Konsequente Digitalisierung ist die Ausnahme

am 22. März 2016
Nach den Ergebnissen der Studie „Organizing for Digital: Why Digital Dexterity Matters“ der Strategieberatung Capgemini setzen bisher nur sieben Prozent der Befragten digitale Technologien in ihren Unternehmen konsequent um. Dabei sind diese so genannten „Digital Leaders“ in Bezug auf Wachstum, Profitabilität oder Kundenzufriedenheit doppelt so erfolgreich wie ihre Wettbewerber.

Obwohl die Digitale Transformation eines der wichtigsten Themen auf der Agenda der IT-Verantwortlichen ist und es kaum mehr Unternehmen gibt, die überhaupt noch kein Digitalisierungsprojekt durchgeführt hat, ist ein konsequenter Digitalisierungsansatz nach der Devise "digital first" bisher die Ausnahme. Nur sieben Prozent der Unternehmen bekennen sich zu dieser Maxime.

Die Mehrheit der Befragten befindet sich noch in der Übergangsphase zwischen altem und neuem Organisationsmodell. Dabei stehen die meisten Unternehmen (56 Prozent) noch am Anfang und haben gerade damit begonnen, langsam ihre digitalen Kompetenzen auszubauen. Eine beträchtliche Zahl (21 Prozent) hingegen kommt bei dieser Umstellung zügig voran und verfügt bereits über verschiedene digitale Fähigkeiten. Allerdings treten 16 Prozent der Unternehmen auf der Stelle, verfügen über keine nennenswerten digitalen Kompetenzen und setzen sich auch nicht mit deren Potenzial auseinander.

Mit der Studie "Organizing for Digital: Why Digital Dexterity Matters" hat Capgemini in Zusammenarbeit mit dem MIT Center for Digital Business die Chancen und Herausforderungen der Digitalen Transformation untersucht. Sie basiert auf einer Umfrage unter 274 Führungskräften aus 150 verschiedenen Unternehmen in 28 Ländern.

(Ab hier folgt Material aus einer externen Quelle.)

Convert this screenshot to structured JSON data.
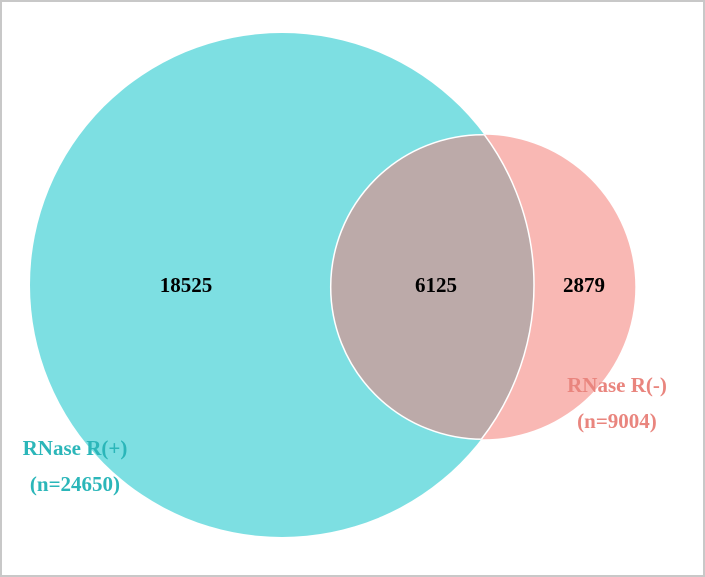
{
  "chart_data": {
    "type": "venn",
    "sets": [
      {
        "name": "RNase R(+)",
        "size": 24650,
        "size_label": "(n=24650)",
        "color": "#7ddfe2",
        "label_color": "#2bb6b9"
      },
      {
        "name": "RNase R(-)",
        "size": 9004,
        "size_label": "(n=9004)",
        "color": "#f9b8b4",
        "label_color": "#e9857e"
      }
    ],
    "regions": [
      "RNase R(+) only",
      "both",
      "RNase R(-) only"
    ],
    "values": [
      18525,
      6125,
      2879
    ],
    "overlap_color": "#bcaaa9"
  }
}
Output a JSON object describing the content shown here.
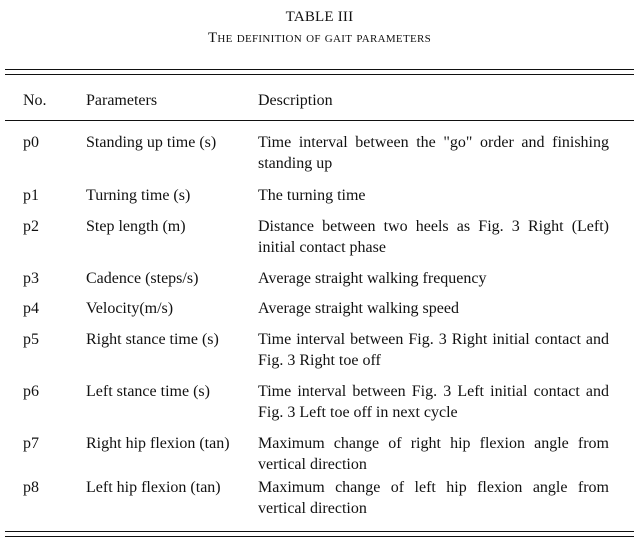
{
  "caption": {
    "number": "TABLE III",
    "title": "The definition of gait parameters"
  },
  "table": {
    "headers": [
      "No.",
      "Parameters",
      "Description"
    ],
    "rows": [
      {
        "no": "p0",
        "parameter": "Standing up time (s)",
        "description": "Time interval between the \"go\" order and finishing standing up"
      },
      {
        "no": "p1",
        "parameter": "Turning time (s)",
        "description": "The turning time"
      },
      {
        "no": "p2",
        "parameter": "Step length (m)",
        "description": "Distance between two heels as Fig. 3 Right (Left) initial contact phase"
      },
      {
        "no": "p3",
        "parameter": "Cadence (steps/s)",
        "description": "Average straight walking frequency"
      },
      {
        "no": "p4",
        "parameter": "Velocity(m/s)",
        "description": "Average straight walking speed"
      },
      {
        "no": "p5",
        "parameter": "Right stance time (s)",
        "description": "Time interval between Fig. 3 Right initial contact and Fig. 3 Right toe off"
      },
      {
        "no": "p6",
        "parameter": "Left stance time (s)",
        "description": "Time interval between Fig. 3 Left initial contact and Fig. 3 Left toe off in next cycle"
      },
      {
        "no": "p7",
        "parameter": "Right hip flexion (tan)",
        "description": "Maximum change of right hip flexion angle from vertical direction"
      },
      {
        "no": "p8",
        "parameter": "Left hip flexion (tan)",
        "description": "Maximum change of left hip flexion angle from vertical direction"
      }
    ]
  }
}
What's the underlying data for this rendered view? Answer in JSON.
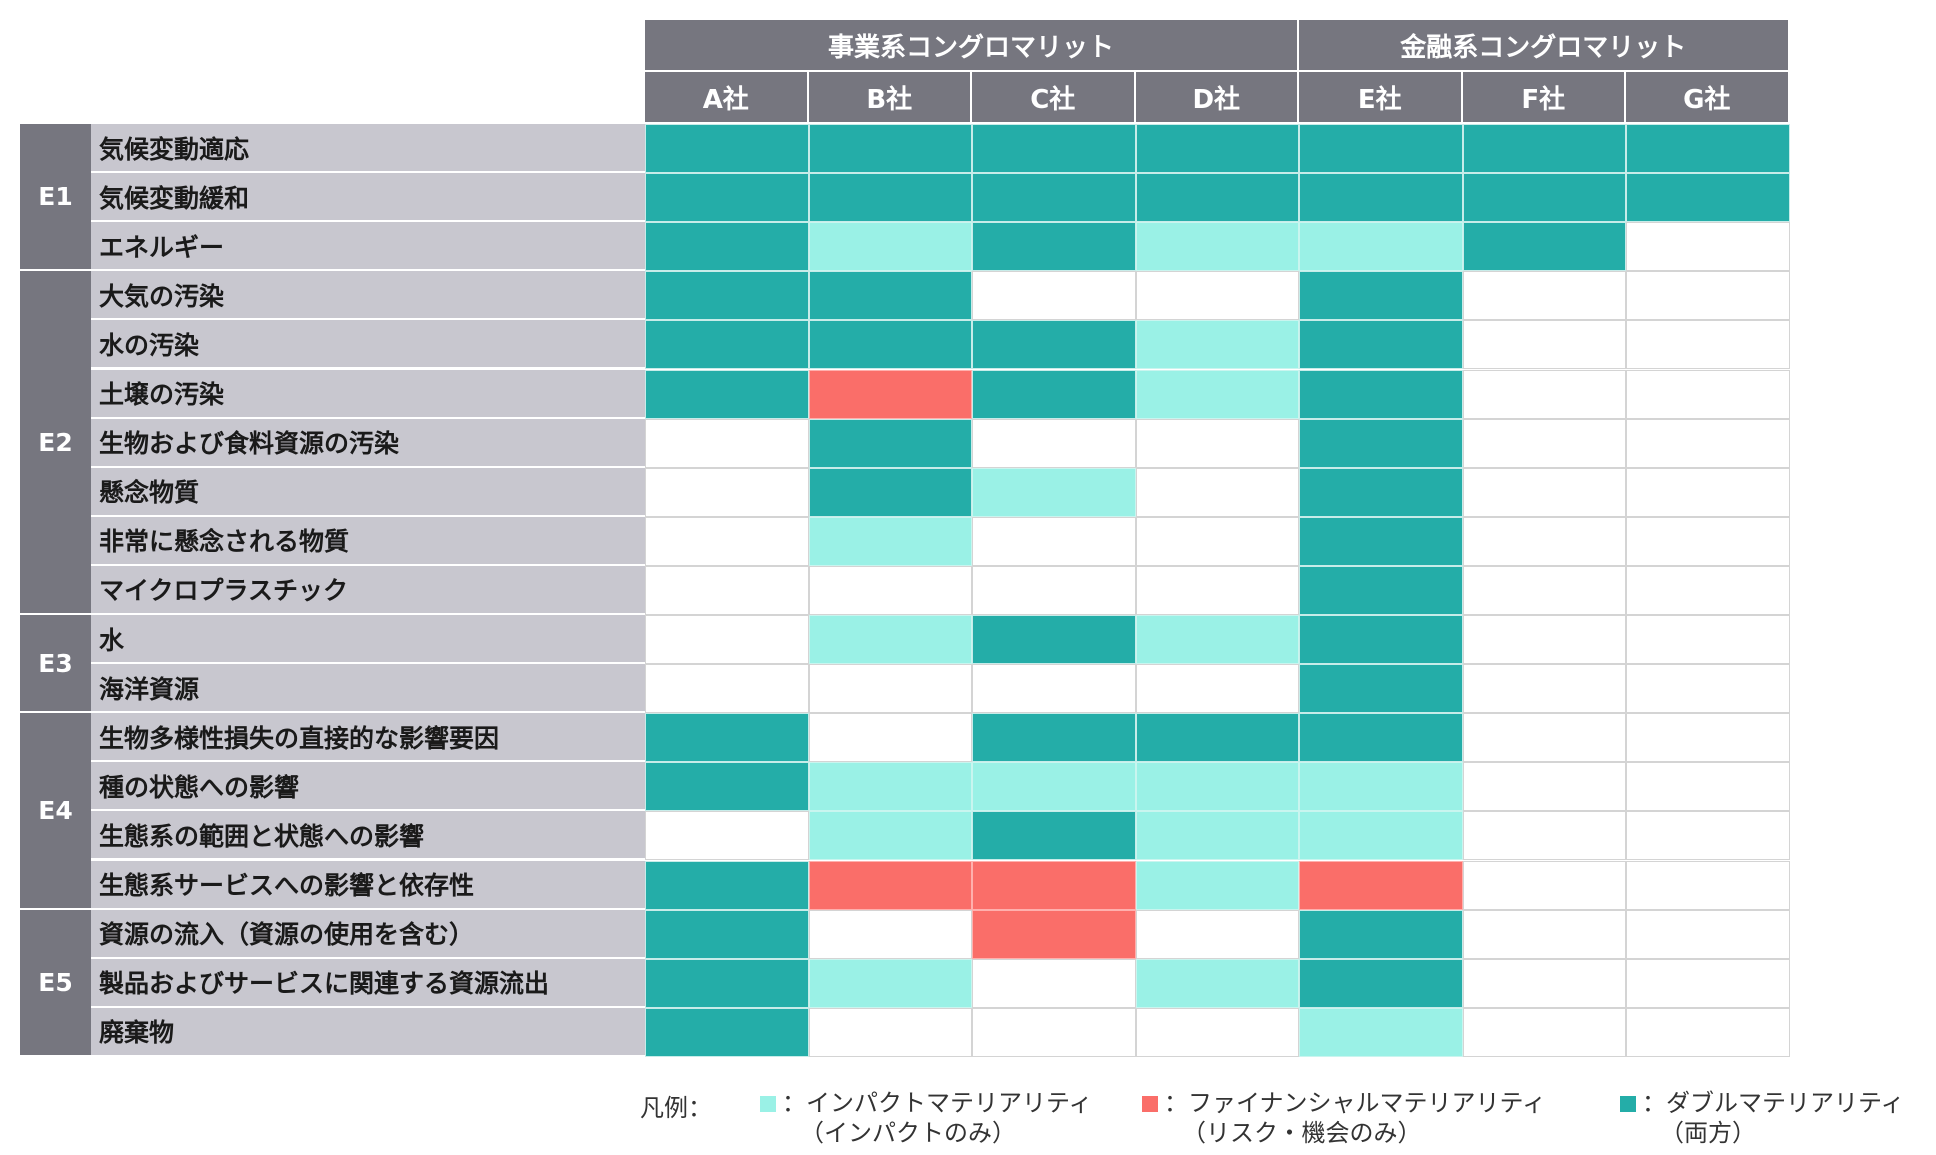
{
  "chart_data": {
    "type": "table",
    "column_groups": [
      {
        "label": "事業系コングロマリット",
        "span": 4
      },
      {
        "label": "金融系コングロマリット",
        "span": 3
      }
    ],
    "columns": [
      "A社",
      "B社",
      "C社",
      "D社",
      "E社",
      "F社",
      "G社"
    ],
    "row_groups": [
      {
        "label": "E1",
        "rows": [
          {
            "label": "気候変動適応",
            "values": [
              3,
              3,
              3,
              3,
              3,
              3,
              3
            ]
          },
          {
            "label": "気候変動緩和",
            "values": [
              3,
              3,
              3,
              3,
              3,
              3,
              3
            ]
          },
          {
            "label": "エネルギー",
            "values": [
              3,
              1,
              3,
              1,
              1,
              3,
              0
            ]
          }
        ]
      },
      {
        "label": "E2",
        "rows": [
          {
            "label": "大気の汚染",
            "values": [
              3,
              3,
              0,
              0,
              3,
              0,
              0
            ]
          },
          {
            "label": "水の汚染",
            "values": [
              3,
              3,
              3,
              1,
              3,
              0,
              0
            ]
          },
          {
            "label": "土壌の汚染",
            "values": [
              3,
              2,
              3,
              1,
              3,
              0,
              0
            ]
          },
          {
            "label": "生物および食料資源の汚染",
            "values": [
              0,
              3,
              0,
              0,
              3,
              0,
              0
            ]
          },
          {
            "label": "懸念物質",
            "values": [
              0,
              3,
              1,
              0,
              3,
              0,
              0
            ]
          },
          {
            "label": "非常に懸念される物質",
            "values": [
              0,
              1,
              0,
              0,
              3,
              0,
              0
            ]
          },
          {
            "label": "マイクロプラスチック",
            "values": [
              0,
              0,
              0,
              0,
              3,
              0,
              0
            ]
          }
        ]
      },
      {
        "label": "E3",
        "rows": [
          {
            "label": "水",
            "values": [
              0,
              1,
              3,
              1,
              3,
              0,
              0
            ]
          },
          {
            "label": "海洋資源",
            "values": [
              0,
              0,
              0,
              0,
              3,
              0,
              0
            ]
          }
        ]
      },
      {
        "label": "E4",
        "rows": [
          {
            "label": "生物多様性損失の直接的な影響要因",
            "values": [
              3,
              0,
              3,
              3,
              3,
              0,
              0
            ]
          },
          {
            "label": "種の状態への影響",
            "values": [
              3,
              1,
              1,
              1,
              1,
              0,
              0
            ]
          },
          {
            "label": "生態系の範囲と状態への影響",
            "values": [
              0,
              1,
              3,
              1,
              1,
              0,
              0
            ]
          },
          {
            "label": "生態系サービスへの影響と依存性",
            "values": [
              3,
              2,
              2,
              1,
              2,
              0,
              0
            ]
          }
        ]
      },
      {
        "label": "E5",
        "rows": [
          {
            "label": "資源の流入（資源の使用を含む）",
            "values": [
              3,
              0,
              2,
              0,
              3,
              0,
              0
            ]
          },
          {
            "label": "製品およびサービスに関連する資源流出",
            "values": [
              3,
              1,
              0,
              1,
              3,
              0,
              0
            ]
          },
          {
            "label": "廃棄物",
            "values": [
              3,
              0,
              0,
              0,
              1,
              0,
              0
            ]
          }
        ]
      }
    ],
    "categories": {
      "0": "",
      "1": "インパクトマテリアリティ（インパクトのみ）",
      "2": "ファイナンシャルマテリアリティ（リスク・機会のみ）",
      "3": "ダブルマテリアリティ（両方）"
    }
  },
  "colors": {
    "header": "#76767f",
    "row_label": "#c8c7cf",
    "none": "#ffffff",
    "impact": "#9af1e6",
    "financial": "#fa6e69",
    "double": "#24ada8"
  },
  "legend": {
    "lead": "凡例：",
    "items": [
      {
        "color": "#9af1e6",
        "line1": "：インパクトマテリアリティ",
        "line2": "（インパクトのみ）"
      },
      {
        "color": "#fa6e69",
        "line1": "：ファイナンシャルマテリアリティ",
        "line2": "（リスク・機会のみ）"
      },
      {
        "color": "#24ada8",
        "line1": "：ダブルマテリアリティ",
        "line2": "（両方）"
      }
    ]
  }
}
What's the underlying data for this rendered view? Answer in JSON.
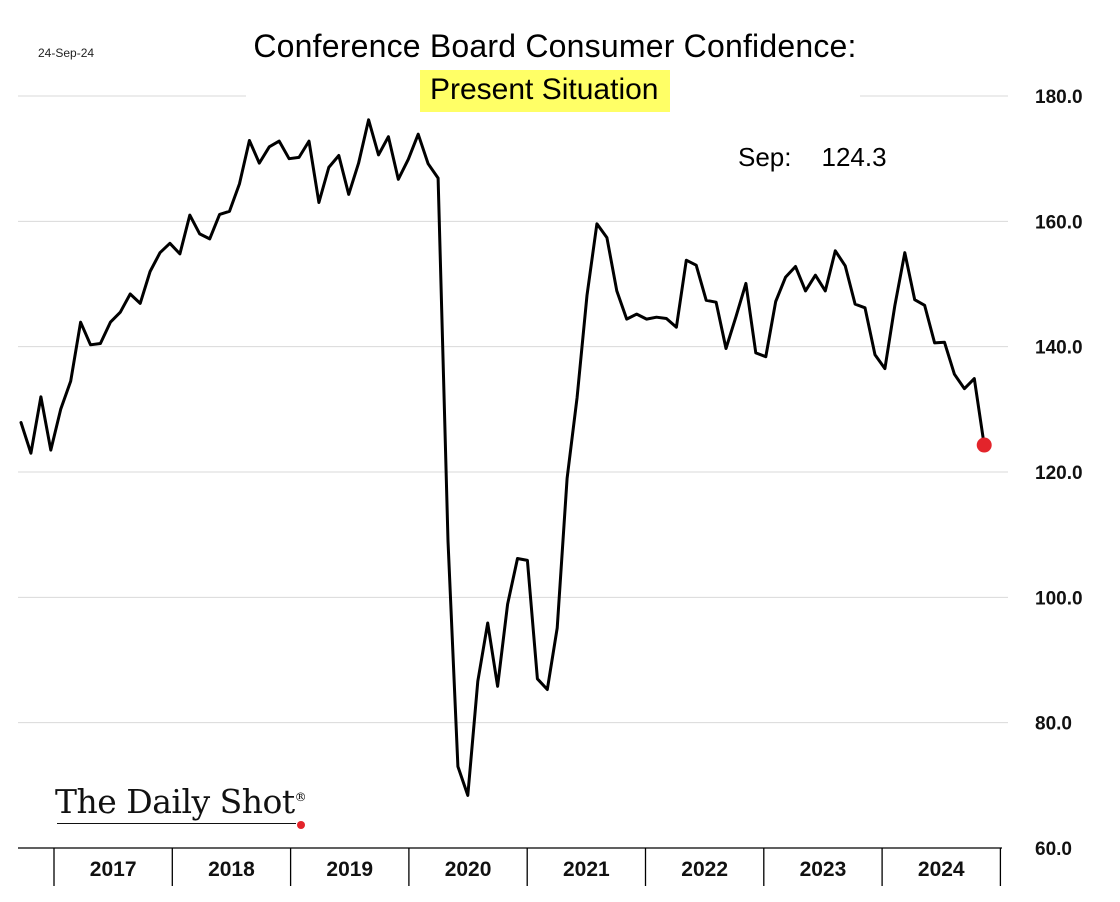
{
  "date_stamp": "24-Sep-24",
  "brand": {
    "logo_text": "The Daily Shot",
    "logo_mark": "®"
  },
  "latest": {
    "month": "Sep:",
    "value": "124.3"
  },
  "colors": {
    "line": "#000000",
    "marker": "#e3242b",
    "highlight": "#ffff66",
    "grid": "#d9d9d9"
  },
  "chart_data": {
    "type": "line",
    "title": "Conference Board Consumer Confidence:",
    "subtitle": "Present Situation",
    "xlabel": "",
    "ylabel": "",
    "x_start": "2016-10",
    "x_frequency": "monthly",
    "x_tick_labels": [
      "2017",
      "2018",
      "2019",
      "2020",
      "2021",
      "2022",
      "2023",
      "2024"
    ],
    "ylim": [
      60,
      180
    ],
    "y_ticks": [
      "60.0",
      "80.0",
      "100.0",
      "120.0",
      "140.0",
      "160.0",
      "180.0"
    ],
    "grid": "horizontal",
    "legend": "none",
    "series": [
      {
        "values": [
          127.9,
          123.0,
          132.0,
          123.5,
          130.0,
          134.5,
          143.9,
          140.3,
          140.5,
          143.9,
          145.5,
          148.4,
          146.9,
          152.0,
          155.0,
          156.5,
          154.8,
          161.0,
          158.0,
          157.2,
          161.1,
          161.6,
          166.0,
          172.9,
          169.3,
          171.9,
          172.8,
          170.0,
          170.2,
          172.8,
          163.0,
          168.6,
          170.5,
          164.3,
          169.3,
          176.2,
          170.6,
          173.5,
          166.7,
          169.9,
          173.9,
          169.2,
          166.9,
          109.0,
          73.0,
          68.4,
          86.6,
          95.9,
          85.8,
          98.9,
          106.2,
          105.9,
          87.0,
          85.3,
          95.1,
          119.0,
          131.9,
          148.2,
          159.6,
          157.4,
          148.9,
          144.4,
          145.2,
          144.4,
          144.7,
          144.5,
          143.1,
          153.8,
          153.0,
          147.4,
          147.1,
          139.7,
          144.8,
          150.1,
          139.0,
          138.4,
          147.2,
          151.1,
          152.8,
          148.9,
          151.4,
          148.9,
          155.3,
          152.9,
          146.8,
          146.2,
          138.7,
          136.5,
          146.5,
          155.0,
          147.5,
          146.6,
          140.6,
          140.7,
          135.6,
          133.3,
          134.9,
          124.3
        ]
      }
    ]
  }
}
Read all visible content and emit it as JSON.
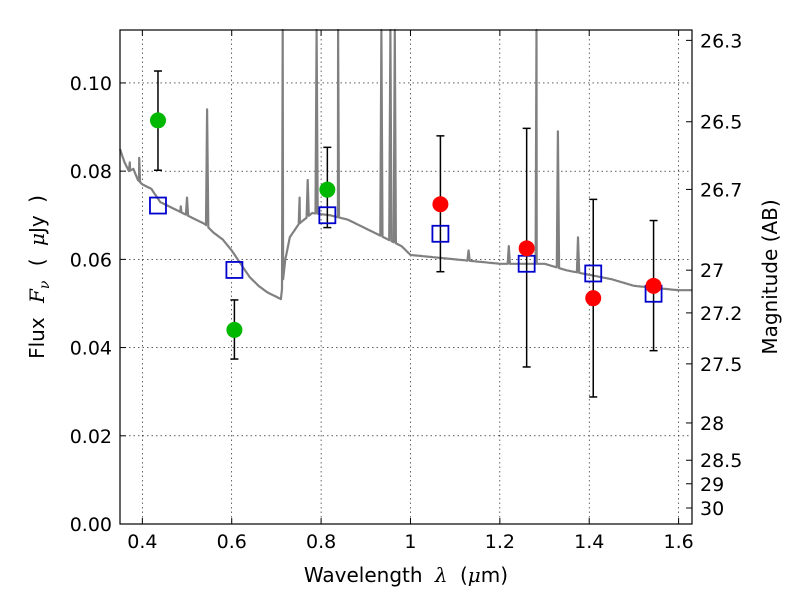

Als Ergebnis wurden fünf Eigenschaften der "Digital Leader" ermittelt, durch sich diese von ihren Mitbewerbern unterscheiden:

  • Nach der Devise "digital first" haben digitale Lösungen höchste Priorität.

  • Förderung einer Innovationskultur über die ganze Organisation hinweg.

  • Aufbau agiler Strukturen, um digitale Chancen schnell zu erfassen und weiterzuentwickeln.

  • Zugang zu Daten erleichtern, um Mitarbeiter in ihrer Arbeit zu unterstützen.

  • Schaffung einer kollaborativen, problemlösungsorientierten Arbeitsumgebung.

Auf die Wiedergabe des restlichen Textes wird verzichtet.